Heineken NV agreed to buy the beer division of Fomento Economico Mexicano SAB, producer of Dos Equis and Mexico’s second-biggest brewer, in an all-stock deal valued at 5.3 billion euros ($7.7 billion) to tap faster sales growth in Latin America.

Andrew Cleary | Bloomberg.com | Published: 01/11/2010 08:39

The Amsterdam-based brewer will issue new shares to give Femsa a 20 percent stake in Heineken Group, the company said in a statement on its Web site today. Heineken rose as much as 6.7 percent in Amsterdam trading, the most since Aug. 26.

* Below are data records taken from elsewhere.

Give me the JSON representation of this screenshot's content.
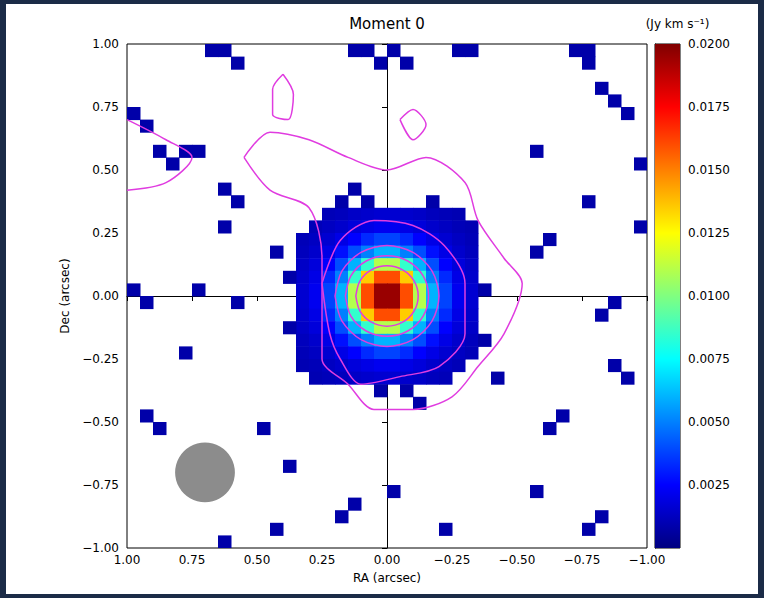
{
  "chart_data": {
    "type": "heatmap",
    "title": "Moment 0",
    "colorbar_label": "(Jy km s⁻¹)",
    "xlabel": "RA (arcsec)",
    "ylabel": "Dec (arcsec)",
    "xlim": [
      -1,
      1
    ],
    "ylim": [
      -1,
      1
    ],
    "xticks": [
      {
        "value": 1,
        "label": "1.00"
      },
      {
        "value": 0.75,
        "label": "0.75"
      },
      {
        "value": 0.5,
        "label": "0.50"
      },
      {
        "value": 0.25,
        "label": "0.25"
      },
      {
        "value": 0,
        "label": "0.00"
      },
      {
        "value": -0.25,
        "label": "−0.25"
      },
      {
        "value": -0.5,
        "label": "−0.50"
      },
      {
        "value": -0.75,
        "label": "−0.75"
      },
      {
        "value": -1,
        "label": "−1.00"
      }
    ],
    "yticks": [
      {
        "value": -1,
        "label": "−1.00"
      },
      {
        "value": -0.75,
        "label": "−0.75"
      },
      {
        "value": -0.5,
        "label": "−0.50"
      },
      {
        "value": -0.25,
        "label": "−0.25"
      },
      {
        "value": 0,
        "label": "0.00"
      },
      {
        "value": 0.25,
        "label": "0.25"
      },
      {
        "value": 0.5,
        "label": "0.50"
      },
      {
        "value": 0.75,
        "label": "0.75"
      },
      {
        "value": 1,
        "label": "1.00"
      }
    ],
    "cells": {
      "cell_size": 0.05,
      "ra": [
        0.325,
        0.275,
        0.225,
        0.175,
        0.125,
        0.075,
        0.025,
        -0.025,
        -0.075,
        -0.125,
        -0.175,
        -0.225,
        -0.275,
        -0.325
      ],
      "dec": [
        0.325,
        0.275,
        0.225,
        0.175,
        0.125,
        0.075,
        0.025,
        -0.025,
        -0.075,
        -0.125,
        -0.175,
        -0.225,
        -0.275,
        -0.325
      ],
      "values": [
        [
          null,
          null,
          0.0011,
          0.0012,
          0.0014,
          0.0015,
          0.0016,
          0.0016,
          0.0015,
          0.0014,
          0.0012,
          0.0011,
          0.001,
          null
        ],
        [
          null,
          0.0011,
          0.0013,
          0.0015,
          0.0018,
          0.002,
          0.0022,
          0.0022,
          0.002,
          0.0018,
          0.0015,
          0.0013,
          0.0011,
          0.001
        ],
        [
          0.0011,
          0.0013,
          0.0016,
          0.002,
          0.0025,
          0.0033,
          0.0038,
          0.0038,
          0.0033,
          0.0025,
          0.002,
          0.0016,
          0.0013,
          0.0011
        ],
        [
          0.0012,
          0.0015,
          0.002,
          0.0028,
          0.004,
          0.005,
          0.006,
          0.006,
          0.005,
          0.004,
          0.0028,
          0.002,
          0.0015,
          0.0012
        ],
        [
          0.0014,
          0.0018,
          0.0025,
          0.004,
          0.006,
          0.0085,
          0.011,
          0.011,
          0.0085,
          0.006,
          0.004,
          0.0025,
          0.0018,
          0.0014
        ],
        [
          0.0015,
          0.002,
          0.0033,
          0.005,
          0.0085,
          0.0135,
          0.016,
          0.016,
          0.0135,
          0.0085,
          0.005,
          0.0033,
          0.002,
          0.0015
        ],
        [
          0.0016,
          0.0022,
          0.0038,
          0.006,
          0.011,
          0.016,
          0.0195,
          0.0195,
          0.016,
          0.011,
          0.006,
          0.0038,
          0.0022,
          0.0016
        ],
        [
          0.0016,
          0.0022,
          0.0038,
          0.006,
          0.011,
          0.016,
          0.0195,
          0.0195,
          0.016,
          0.011,
          0.006,
          0.0038,
          0.0022,
          0.0016
        ],
        [
          0.0015,
          0.002,
          0.0033,
          0.005,
          0.0085,
          0.0135,
          0.016,
          0.016,
          0.0135,
          0.0085,
          0.005,
          0.0033,
          0.002,
          0.0015
        ],
        [
          0.0014,
          0.0018,
          0.0025,
          0.004,
          0.006,
          0.0085,
          0.011,
          0.011,
          0.0085,
          0.006,
          0.004,
          0.0025,
          0.0018,
          0.0014
        ],
        [
          0.0012,
          0.0015,
          0.002,
          0.0028,
          0.004,
          0.005,
          0.006,
          0.006,
          0.005,
          0.004,
          0.0028,
          0.002,
          0.0015,
          0.0012
        ],
        [
          0.0011,
          0.0013,
          0.0016,
          0.002,
          0.0025,
          0.0033,
          0.0038,
          0.0038,
          0.0033,
          0.0025,
          0.002,
          0.0016,
          0.0013,
          0.0011
        ],
        [
          0.001,
          0.0011,
          0.0013,
          0.0015,
          0.0018,
          0.002,
          0.0022,
          0.0022,
          0.002,
          0.0018,
          0.0015,
          0.0013,
          0.0011,
          null
        ],
        [
          null,
          0.001,
          0.0011,
          0.0012,
          0.0014,
          0.0015,
          0.0016,
          0.0016,
          0.0015,
          0.0014,
          0.0012,
          0.0011,
          null,
          null
        ]
      ],
      "extra": [
        [
          0.675,
          0.975,
          0.0008
        ],
        [
          0.625,
          0.975,
          0.0008
        ],
        [
          0.575,
          0.925,
          0.0008
        ],
        [
          0.125,
          0.975,
          0.0008
        ],
        [
          0.075,
          0.975,
          0.0008
        ],
        [
          -0.025,
          0.975,
          0.0008
        ],
        [
          -0.075,
          0.925,
          0.0008
        ],
        [
          0.025,
          0.925,
          0.0008
        ],
        [
          -0.275,
          0.975,
          0.0008
        ],
        [
          -0.325,
          0.975,
          0.0008
        ],
        [
          -0.725,
          0.975,
          0.0008
        ],
        [
          -0.775,
          0.975,
          0.0008
        ],
        [
          -0.775,
          0.925,
          0.0008
        ],
        [
          0.975,
          0.725,
          0.0008
        ],
        [
          0.925,
          0.675,
          0.0008
        ],
        [
          0.875,
          0.575,
          0.0008
        ],
        [
          0.825,
          0.525,
          0.0008
        ],
        [
          0.775,
          0.575,
          0.0008
        ],
        [
          0.725,
          0.575,
          0.0008
        ],
        [
          0.625,
          0.425,
          0.0008
        ],
        [
          0.575,
          0.375,
          0.0008
        ],
        [
          -0.825,
          0.825,
          0.0008
        ],
        [
          -0.875,
          0.775,
          0.0008
        ],
        [
          -0.925,
          0.725,
          0.0008
        ],
        [
          -0.575,
          0.575,
          0.0008
        ],
        [
          -0.975,
          0.525,
          0.0008
        ],
        [
          0.975,
          0.025,
          0.0008
        ],
        [
          0.925,
          -0.025,
          0.0008
        ],
        [
          0.725,
          0.025,
          0.0008
        ],
        [
          0.575,
          -0.025,
          0.0008
        ],
        [
          0.425,
          0.175,
          0.0008
        ],
        [
          0.625,
          0.275,
          0.0008
        ],
        [
          -0.575,
          0.175,
          0.0008
        ],
        [
          -0.625,
          0.225,
          0.0008
        ],
        [
          -0.875,
          -0.025,
          0.0008
        ],
        [
          -0.825,
          -0.075,
          0.0008
        ],
        [
          -0.775,
          0.375,
          0.0008
        ],
        [
          -0.975,
          0.275,
          0.0008
        ],
        [
          0.925,
          -0.475,
          0.0008
        ],
        [
          0.875,
          -0.525,
          0.0008
        ],
        [
          0.775,
          -0.225,
          0.0008
        ],
        [
          0.475,
          -0.525,
          0.0008
        ],
        [
          0.375,
          -0.675,
          0.0008
        ],
        [
          0.175,
          -0.875,
          0.0008
        ],
        [
          0.125,
          -0.825,
          0.0008
        ],
        [
          0.425,
          -0.925,
          0.0008
        ],
        [
          -0.425,
          -0.325,
          0.0008
        ],
        [
          -0.675,
          -0.475,
          0.0008
        ],
        [
          -0.625,
          -0.525,
          0.0008
        ],
        [
          -0.925,
          -0.325,
          0.0008
        ],
        [
          -0.875,
          -0.275,
          0.0008
        ],
        [
          -0.575,
          -0.775,
          0.0008
        ],
        [
          -0.825,
          -0.875,
          0.0008
        ],
        [
          -0.775,
          -0.925,
          0.0008
        ],
        [
          -0.225,
          -0.925,
          0.0008
        ],
        [
          -0.025,
          -0.775,
          0.0008
        ],
        [
          0.625,
          -0.975,
          0.0008
        ],
        [
          0.375,
          0.075,
          0.0008
        ],
        [
          0.375,
          -0.125,
          0.0008
        ],
        [
          -0.375,
          0.025,
          0.0008
        ],
        [
          -0.375,
          -0.175,
          0.0008
        ],
        [
          0.025,
          -0.375,
          0.0008
        ],
        [
          -0.075,
          -0.375,
          0.0008
        ],
        [
          -0.125,
          -0.425,
          0.0008
        ],
        [
          0.075,
          0.375,
          0.0008
        ],
        [
          -0.175,
          0.375,
          0.0008
        ],
        [
          0.125,
          0.425,
          0.0008
        ],
        [
          0.175,
          0.375,
          0.0008
        ]
      ]
    },
    "colorbar": {
      "range": [
        0,
        0.02
      ],
      "ticks": [
        {
          "value": 0.0025,
          "label": "0.0025"
        },
        {
          "value": 0.005,
          "label": "0.0050"
        },
        {
          "value": 0.0075,
          "label": "0.0075"
        },
        {
          "value": 0.01,
          "label": "0.0100"
        },
        {
          "value": 0.0125,
          "label": "0.0125"
        },
        {
          "value": 0.015,
          "label": "0.0150"
        },
        {
          "value": 0.0175,
          "label": "0.0175"
        },
        {
          "value": 0.02,
          "label": "0.0200"
        }
      ]
    },
    "contours": {
      "color": "#e03ce0",
      "paths": [
        [
          [
            0.55,
            0.55
          ],
          [
            0.45,
            0.42
          ],
          [
            0.3,
            0.35
          ],
          [
            0.25,
            0.15
          ],
          [
            0.25,
            -0.05
          ],
          [
            0.25,
            -0.25
          ],
          [
            0.15,
            -0.35
          ],
          [
            0.05,
            -0.45
          ],
          [
            -0.1,
            -0.45
          ],
          [
            -0.25,
            -0.4
          ],
          [
            -0.35,
            -0.28
          ],
          [
            -0.45,
            -0.15
          ],
          [
            -0.52,
            0.05
          ],
          [
            -0.45,
            0.15
          ],
          [
            -0.35,
            0.3
          ],
          [
            -0.3,
            0.45
          ],
          [
            -0.15,
            0.55
          ],
          [
            0.0,
            0.5
          ],
          [
            0.15,
            0.55
          ],
          [
            0.3,
            0.62
          ],
          [
            0.45,
            0.65
          ],
          [
            0.55,
            0.55
          ]
        ],
        [
          [
            1.0,
            0.7
          ],
          [
            0.85,
            0.62
          ],
          [
            0.75,
            0.55
          ],
          [
            0.85,
            0.45
          ],
          [
            1.0,
            0.42
          ]
        ],
        [
          [
            0.4,
            0.88
          ],
          [
            0.36,
            0.8
          ],
          [
            0.38,
            0.7
          ],
          [
            0.44,
            0.72
          ],
          [
            0.44,
            0.82
          ],
          [
            0.4,
            0.88
          ]
        ],
        [
          [
            -0.05,
            0.7
          ],
          [
            -0.1,
            0.62
          ],
          [
            -0.15,
            0.68
          ],
          [
            -0.1,
            0.74
          ],
          [
            -0.05,
            0.7
          ]
        ],
        [
          [
            0.25,
            0.05
          ],
          [
            0.22,
            -0.15
          ],
          [
            0.18,
            -0.25
          ],
          [
            0.1,
            -0.35
          ],
          [
            -0.05,
            -0.32
          ],
          [
            -0.2,
            -0.28
          ],
          [
            -0.3,
            -0.15
          ],
          [
            -0.3,
            0.05
          ],
          [
            -0.22,
            0.2
          ],
          [
            -0.1,
            0.28
          ],
          [
            0.05,
            0.3
          ],
          [
            0.18,
            0.22
          ],
          [
            0.25,
            0.05
          ]
        ],
        [
          [
            0.2,
            0
          ],
          [
            0.173,
            0.1
          ],
          [
            0.1,
            0.173
          ],
          [
            0,
            0.2
          ],
          [
            -0.1,
            0.173
          ],
          [
            -0.173,
            0.1
          ],
          [
            -0.2,
            0
          ],
          [
            -0.173,
            -0.1
          ],
          [
            -0.1,
            -0.173
          ],
          [
            0,
            -0.2
          ],
          [
            0.1,
            -0.173
          ],
          [
            0.173,
            -0.1
          ],
          [
            0.2,
            0
          ]
        ],
        [
          [
            0.16,
            0
          ],
          [
            0.139,
            0.08
          ],
          [
            0.08,
            0.139
          ],
          [
            0,
            0.16
          ],
          [
            -0.08,
            0.139
          ],
          [
            -0.139,
            0.08
          ],
          [
            -0.16,
            0
          ],
          [
            -0.139,
            -0.08
          ],
          [
            -0.08,
            -0.139
          ],
          [
            0,
            -0.16
          ],
          [
            0.08,
            -0.139
          ],
          [
            0.139,
            -0.08
          ],
          [
            0.16,
            0
          ]
        ],
        [
          [
            0.12,
            0
          ],
          [
            0.104,
            0.06
          ],
          [
            0.06,
            0.104
          ],
          [
            0,
            0.12
          ],
          [
            -0.06,
            0.104
          ],
          [
            -0.104,
            0.06
          ],
          [
            -0.12,
            0
          ],
          [
            -0.104,
            -0.06
          ],
          [
            -0.06,
            -0.104
          ],
          [
            0,
            -0.12
          ],
          [
            0.06,
            -0.104
          ],
          [
            0.104,
            -0.06
          ],
          [
            0.12,
            0
          ]
        ]
      ]
    },
    "beam": {
      "ra": 0.7,
      "dec": -0.7,
      "diameter": 0.23,
      "color": "#8c8c8c"
    }
  }
}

The acquisition gives Heineken one of only two beer makers in Mexico, the world’s fourth-most profitable market, and reduces the company’s reliance on slower-growing European markets. Heineken, which distributes Femsa beers including Dos Equis in the U.S., expects savings of 150 million euros a year by 2013 and said it will use the acquisition to sell Femsa brands in Europe and Heineken in Latin America.

“This looks like a very clever deal from Heineken’s point of view,” said Nomura International Plc analyst Ian Shackleton. “It potentially opens the door for the whole of the Americas, a door which appeared to have closed.”

The world’s largest brewers have spent the last decade snapping up assets outside of western Europe as beer consumption in the region slowed. Anheuser-Busch InBev NV’s predecessor, Interbrew SA, bought Cia. de Bebidas das Americas in 2004 to become Latin America’s biggest beermaker. SABMiller Plc acquired Bavaria SA the following year to expand in Colombia.